Researchers are now working with specialist ovarian cancer researchers so they can more samples analysed faster.
“We want to understand what the normal ranges are for the glycan in the serum anyway of healthy people and so far the ones we’ve tested, it’s been very low. It’s making sure that trend is still there with bigger data sets,” Paton said. “Then it’s a matter of going through the necessary licensing and that’s going to take a couple of years at least.”
At present, screening tests for ovarian cancer are the most effective way of diagnosing the disease. Transvaginal ultrasounds (TVUS) and CA-125 blood tests are the current screening processes in place, according to the Cancer Council. A TVUS uses sound waves to analyse the uterus, fallopian tubes and ovaries through an ultrasound wand inserted into the vagina. Meanwhile, the CA-125 blood test measures CA-125 protein levels in the blood. This is useful because those with ovarian cancer typically have higher levels of the protein in their system.

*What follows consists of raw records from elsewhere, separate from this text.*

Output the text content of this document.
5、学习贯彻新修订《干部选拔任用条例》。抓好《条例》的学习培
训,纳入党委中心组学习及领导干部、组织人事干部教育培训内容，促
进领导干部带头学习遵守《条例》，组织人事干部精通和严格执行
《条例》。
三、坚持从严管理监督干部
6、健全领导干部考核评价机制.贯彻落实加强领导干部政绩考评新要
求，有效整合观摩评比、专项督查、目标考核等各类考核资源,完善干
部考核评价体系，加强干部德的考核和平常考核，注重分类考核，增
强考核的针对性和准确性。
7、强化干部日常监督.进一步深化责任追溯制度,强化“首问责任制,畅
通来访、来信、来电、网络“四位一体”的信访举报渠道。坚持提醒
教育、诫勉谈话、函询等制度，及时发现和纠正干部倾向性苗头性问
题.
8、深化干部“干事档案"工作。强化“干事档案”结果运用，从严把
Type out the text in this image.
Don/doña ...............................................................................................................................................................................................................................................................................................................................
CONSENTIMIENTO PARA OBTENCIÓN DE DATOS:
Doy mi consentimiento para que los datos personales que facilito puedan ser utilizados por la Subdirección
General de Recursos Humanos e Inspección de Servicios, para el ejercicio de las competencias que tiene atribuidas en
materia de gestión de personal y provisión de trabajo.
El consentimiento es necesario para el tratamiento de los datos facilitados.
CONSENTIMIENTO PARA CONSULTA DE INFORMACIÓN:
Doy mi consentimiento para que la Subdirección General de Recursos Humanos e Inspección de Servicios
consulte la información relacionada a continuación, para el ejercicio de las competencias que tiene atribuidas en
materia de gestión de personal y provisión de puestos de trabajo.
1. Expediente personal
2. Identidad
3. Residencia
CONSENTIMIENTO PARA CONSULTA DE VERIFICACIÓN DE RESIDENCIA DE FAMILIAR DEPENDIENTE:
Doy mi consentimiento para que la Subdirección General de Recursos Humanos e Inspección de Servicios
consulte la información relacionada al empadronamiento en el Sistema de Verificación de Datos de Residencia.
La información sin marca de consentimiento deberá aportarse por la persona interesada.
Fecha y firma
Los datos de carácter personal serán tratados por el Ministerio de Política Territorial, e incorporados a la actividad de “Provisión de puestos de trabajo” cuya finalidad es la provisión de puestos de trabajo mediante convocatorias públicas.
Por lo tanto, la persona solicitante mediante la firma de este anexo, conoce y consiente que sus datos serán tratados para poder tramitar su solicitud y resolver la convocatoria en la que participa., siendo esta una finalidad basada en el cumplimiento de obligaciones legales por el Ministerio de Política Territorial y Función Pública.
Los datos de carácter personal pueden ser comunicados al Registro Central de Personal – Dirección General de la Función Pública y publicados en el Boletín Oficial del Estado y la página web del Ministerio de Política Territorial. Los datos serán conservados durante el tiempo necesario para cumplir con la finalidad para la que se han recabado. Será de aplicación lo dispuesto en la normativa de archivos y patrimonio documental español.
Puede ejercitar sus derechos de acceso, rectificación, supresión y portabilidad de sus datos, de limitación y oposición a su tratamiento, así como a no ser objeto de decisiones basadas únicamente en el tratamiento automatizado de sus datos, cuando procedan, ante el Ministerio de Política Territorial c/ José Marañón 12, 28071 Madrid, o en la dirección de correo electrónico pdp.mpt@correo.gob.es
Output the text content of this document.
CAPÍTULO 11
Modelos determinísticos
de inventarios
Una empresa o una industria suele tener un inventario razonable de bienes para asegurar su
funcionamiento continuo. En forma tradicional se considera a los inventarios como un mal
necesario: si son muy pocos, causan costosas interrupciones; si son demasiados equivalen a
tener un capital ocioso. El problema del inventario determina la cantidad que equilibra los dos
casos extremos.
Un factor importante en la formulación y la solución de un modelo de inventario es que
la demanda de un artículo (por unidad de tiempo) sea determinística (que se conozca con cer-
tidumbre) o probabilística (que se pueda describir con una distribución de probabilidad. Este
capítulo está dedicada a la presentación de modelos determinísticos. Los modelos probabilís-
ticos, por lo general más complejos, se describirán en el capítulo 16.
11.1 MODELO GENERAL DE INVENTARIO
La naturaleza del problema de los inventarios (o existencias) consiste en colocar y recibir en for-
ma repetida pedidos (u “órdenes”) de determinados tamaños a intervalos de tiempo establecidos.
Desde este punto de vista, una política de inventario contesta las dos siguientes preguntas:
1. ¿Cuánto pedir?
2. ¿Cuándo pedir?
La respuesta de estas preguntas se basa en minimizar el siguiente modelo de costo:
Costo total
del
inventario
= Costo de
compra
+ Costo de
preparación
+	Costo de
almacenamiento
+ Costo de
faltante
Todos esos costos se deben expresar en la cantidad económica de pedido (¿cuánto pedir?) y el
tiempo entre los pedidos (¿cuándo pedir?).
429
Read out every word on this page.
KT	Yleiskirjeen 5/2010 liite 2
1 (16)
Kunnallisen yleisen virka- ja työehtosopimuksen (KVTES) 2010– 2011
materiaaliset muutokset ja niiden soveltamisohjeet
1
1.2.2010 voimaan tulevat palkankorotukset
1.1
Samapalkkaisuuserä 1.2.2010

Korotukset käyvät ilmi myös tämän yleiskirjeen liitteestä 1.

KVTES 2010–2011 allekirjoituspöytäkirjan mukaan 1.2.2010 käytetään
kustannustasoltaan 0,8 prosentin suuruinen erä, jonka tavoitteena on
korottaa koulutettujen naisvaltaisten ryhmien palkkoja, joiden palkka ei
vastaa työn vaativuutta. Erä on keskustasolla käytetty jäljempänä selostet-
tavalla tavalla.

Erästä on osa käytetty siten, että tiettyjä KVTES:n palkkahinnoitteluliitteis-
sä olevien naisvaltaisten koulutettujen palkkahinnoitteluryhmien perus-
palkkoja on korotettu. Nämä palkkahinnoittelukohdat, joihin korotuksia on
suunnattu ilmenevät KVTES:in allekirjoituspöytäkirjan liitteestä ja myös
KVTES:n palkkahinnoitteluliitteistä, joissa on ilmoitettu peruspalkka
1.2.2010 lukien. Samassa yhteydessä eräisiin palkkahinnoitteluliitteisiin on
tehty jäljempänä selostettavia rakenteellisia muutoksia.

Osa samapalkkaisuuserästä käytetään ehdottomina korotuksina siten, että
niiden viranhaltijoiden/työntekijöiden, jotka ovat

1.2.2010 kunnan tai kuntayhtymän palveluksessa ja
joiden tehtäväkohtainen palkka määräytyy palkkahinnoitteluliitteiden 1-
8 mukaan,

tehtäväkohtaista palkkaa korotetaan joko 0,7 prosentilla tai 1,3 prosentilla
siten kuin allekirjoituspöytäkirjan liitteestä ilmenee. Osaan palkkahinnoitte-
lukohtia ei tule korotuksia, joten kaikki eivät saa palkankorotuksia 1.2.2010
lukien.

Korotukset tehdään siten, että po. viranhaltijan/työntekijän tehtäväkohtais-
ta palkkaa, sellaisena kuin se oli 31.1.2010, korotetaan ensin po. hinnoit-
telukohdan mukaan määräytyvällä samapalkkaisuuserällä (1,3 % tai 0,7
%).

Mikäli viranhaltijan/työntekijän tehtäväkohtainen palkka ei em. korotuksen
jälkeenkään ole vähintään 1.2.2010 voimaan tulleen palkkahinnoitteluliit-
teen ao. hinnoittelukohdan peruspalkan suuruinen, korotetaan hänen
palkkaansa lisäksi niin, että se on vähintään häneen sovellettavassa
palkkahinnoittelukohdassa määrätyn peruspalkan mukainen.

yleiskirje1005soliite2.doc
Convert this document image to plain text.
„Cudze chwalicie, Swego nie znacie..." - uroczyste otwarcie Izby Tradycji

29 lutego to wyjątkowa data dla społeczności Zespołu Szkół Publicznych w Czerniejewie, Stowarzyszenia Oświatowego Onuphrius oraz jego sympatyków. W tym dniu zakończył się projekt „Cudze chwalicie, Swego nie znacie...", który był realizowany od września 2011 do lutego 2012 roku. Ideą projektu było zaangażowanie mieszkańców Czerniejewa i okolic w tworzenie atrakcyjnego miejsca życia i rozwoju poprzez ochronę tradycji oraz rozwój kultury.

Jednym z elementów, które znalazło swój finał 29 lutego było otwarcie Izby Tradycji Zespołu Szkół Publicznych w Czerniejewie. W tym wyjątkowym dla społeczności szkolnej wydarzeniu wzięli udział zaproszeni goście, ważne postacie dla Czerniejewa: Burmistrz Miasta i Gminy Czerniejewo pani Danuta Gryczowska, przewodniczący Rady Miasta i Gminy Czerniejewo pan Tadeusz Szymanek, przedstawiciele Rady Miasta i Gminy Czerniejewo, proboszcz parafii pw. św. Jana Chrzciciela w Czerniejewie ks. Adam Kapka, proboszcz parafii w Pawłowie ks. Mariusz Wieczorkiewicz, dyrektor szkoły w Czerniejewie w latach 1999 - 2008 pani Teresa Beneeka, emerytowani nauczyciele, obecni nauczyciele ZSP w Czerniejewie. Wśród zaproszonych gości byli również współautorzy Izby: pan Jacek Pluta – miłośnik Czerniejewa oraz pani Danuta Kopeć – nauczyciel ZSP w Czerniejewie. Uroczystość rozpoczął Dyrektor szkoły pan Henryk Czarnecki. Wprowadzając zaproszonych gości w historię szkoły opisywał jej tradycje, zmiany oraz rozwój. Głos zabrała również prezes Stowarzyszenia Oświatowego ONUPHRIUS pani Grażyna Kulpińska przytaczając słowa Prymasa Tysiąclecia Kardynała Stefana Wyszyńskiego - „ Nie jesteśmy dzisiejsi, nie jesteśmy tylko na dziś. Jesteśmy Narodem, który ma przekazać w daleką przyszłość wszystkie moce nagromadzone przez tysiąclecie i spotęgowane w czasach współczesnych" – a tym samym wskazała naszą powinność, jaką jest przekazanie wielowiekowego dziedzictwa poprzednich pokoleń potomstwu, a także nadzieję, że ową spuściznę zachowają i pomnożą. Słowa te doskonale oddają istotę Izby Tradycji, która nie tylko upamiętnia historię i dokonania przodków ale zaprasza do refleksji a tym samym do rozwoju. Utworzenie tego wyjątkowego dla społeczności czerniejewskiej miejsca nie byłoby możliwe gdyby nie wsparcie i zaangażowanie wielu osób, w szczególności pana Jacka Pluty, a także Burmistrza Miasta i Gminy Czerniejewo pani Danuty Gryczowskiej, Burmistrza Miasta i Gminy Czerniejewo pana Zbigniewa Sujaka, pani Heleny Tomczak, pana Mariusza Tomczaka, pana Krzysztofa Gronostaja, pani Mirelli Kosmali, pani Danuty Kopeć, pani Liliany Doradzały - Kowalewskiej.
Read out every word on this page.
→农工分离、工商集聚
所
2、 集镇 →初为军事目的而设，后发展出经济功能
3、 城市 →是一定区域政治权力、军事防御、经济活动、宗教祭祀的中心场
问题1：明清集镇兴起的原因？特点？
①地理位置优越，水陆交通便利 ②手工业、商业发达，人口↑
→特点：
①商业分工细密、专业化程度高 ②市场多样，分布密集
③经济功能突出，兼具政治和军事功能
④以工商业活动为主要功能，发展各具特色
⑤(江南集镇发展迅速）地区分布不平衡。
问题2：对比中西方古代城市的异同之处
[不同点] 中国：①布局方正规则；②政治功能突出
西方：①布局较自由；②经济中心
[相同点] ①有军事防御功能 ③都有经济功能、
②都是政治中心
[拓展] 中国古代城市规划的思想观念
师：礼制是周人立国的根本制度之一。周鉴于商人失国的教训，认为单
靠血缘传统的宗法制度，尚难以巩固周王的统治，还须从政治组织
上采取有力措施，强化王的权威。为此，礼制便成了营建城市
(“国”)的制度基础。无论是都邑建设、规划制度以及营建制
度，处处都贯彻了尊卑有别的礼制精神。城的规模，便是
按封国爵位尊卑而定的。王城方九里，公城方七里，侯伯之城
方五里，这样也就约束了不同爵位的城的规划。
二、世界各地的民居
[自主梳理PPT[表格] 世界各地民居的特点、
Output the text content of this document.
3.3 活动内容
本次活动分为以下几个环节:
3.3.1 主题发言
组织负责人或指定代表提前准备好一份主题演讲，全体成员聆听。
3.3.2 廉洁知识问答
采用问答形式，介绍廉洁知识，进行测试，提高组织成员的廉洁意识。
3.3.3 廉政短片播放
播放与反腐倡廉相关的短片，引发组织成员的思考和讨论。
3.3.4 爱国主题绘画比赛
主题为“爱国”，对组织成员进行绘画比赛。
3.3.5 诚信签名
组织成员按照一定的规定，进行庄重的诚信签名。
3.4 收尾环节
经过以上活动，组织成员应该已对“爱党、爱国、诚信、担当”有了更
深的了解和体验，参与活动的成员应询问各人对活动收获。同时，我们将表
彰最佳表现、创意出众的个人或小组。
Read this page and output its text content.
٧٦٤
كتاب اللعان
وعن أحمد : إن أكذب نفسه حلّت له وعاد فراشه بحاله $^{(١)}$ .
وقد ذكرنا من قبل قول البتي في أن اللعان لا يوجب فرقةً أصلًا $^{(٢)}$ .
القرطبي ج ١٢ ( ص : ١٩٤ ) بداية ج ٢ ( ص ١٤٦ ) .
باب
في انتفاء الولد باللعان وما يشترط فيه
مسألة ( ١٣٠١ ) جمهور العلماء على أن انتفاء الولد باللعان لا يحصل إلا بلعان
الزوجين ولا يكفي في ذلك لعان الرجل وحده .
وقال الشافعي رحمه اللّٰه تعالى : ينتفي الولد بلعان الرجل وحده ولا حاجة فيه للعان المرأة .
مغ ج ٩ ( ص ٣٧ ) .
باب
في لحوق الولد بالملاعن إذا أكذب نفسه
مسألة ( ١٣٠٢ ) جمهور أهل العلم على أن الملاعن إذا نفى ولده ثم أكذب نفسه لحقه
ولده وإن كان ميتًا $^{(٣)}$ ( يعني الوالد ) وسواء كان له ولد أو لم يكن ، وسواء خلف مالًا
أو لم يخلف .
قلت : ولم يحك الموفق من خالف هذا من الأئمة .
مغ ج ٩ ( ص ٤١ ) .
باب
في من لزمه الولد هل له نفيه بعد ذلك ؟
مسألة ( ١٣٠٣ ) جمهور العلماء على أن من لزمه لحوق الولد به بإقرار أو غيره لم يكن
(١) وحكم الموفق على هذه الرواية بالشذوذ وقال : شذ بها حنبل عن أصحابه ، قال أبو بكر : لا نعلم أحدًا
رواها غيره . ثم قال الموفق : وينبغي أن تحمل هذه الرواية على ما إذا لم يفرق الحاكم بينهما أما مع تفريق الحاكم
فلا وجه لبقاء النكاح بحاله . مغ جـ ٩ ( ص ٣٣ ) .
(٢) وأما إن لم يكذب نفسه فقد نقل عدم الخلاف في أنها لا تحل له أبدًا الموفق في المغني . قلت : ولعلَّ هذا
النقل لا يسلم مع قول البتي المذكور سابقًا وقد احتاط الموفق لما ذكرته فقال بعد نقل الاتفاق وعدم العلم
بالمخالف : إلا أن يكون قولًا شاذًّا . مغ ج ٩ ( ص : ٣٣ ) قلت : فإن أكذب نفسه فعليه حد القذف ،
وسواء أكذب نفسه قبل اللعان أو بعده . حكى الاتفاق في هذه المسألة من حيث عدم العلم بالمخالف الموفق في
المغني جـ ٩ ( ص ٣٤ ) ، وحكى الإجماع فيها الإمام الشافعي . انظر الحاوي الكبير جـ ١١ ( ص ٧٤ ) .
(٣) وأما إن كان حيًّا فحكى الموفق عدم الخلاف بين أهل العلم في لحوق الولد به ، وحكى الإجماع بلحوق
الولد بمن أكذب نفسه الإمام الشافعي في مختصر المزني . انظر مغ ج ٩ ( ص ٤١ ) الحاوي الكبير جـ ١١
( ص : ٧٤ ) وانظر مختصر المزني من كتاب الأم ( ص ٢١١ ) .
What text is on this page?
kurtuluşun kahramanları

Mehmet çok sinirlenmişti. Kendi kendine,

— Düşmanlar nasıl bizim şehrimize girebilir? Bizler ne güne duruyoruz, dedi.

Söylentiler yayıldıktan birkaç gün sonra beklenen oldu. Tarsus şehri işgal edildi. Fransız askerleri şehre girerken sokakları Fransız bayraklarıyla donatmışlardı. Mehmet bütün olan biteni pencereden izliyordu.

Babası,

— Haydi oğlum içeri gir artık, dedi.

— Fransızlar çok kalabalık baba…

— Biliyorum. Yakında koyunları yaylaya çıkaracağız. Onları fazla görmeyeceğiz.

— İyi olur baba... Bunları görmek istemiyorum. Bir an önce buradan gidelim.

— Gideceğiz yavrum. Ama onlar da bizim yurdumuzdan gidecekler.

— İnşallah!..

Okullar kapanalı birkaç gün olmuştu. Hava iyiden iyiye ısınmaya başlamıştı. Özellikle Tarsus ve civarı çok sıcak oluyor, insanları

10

Paton explained that the next step is to develop a follow-up cancer test where researchers use the modified bacterial toxin as a pet imaging target.
“We’d put a pet dye on it and the idea is you could do a mass screen with the blood test and anybody who comes up above a threshold, you could subject them to pet imaging and that would tell you exactly where the cancer is and whether it’s spread and all that sort of thing,” he said. “That could have a variety of uses. It could for example give you a 3D map of where the tumour is for surgical intervention so the surgeon knows already exactly how big it is and whether it’s infiltrating the delicate structures and things like that.”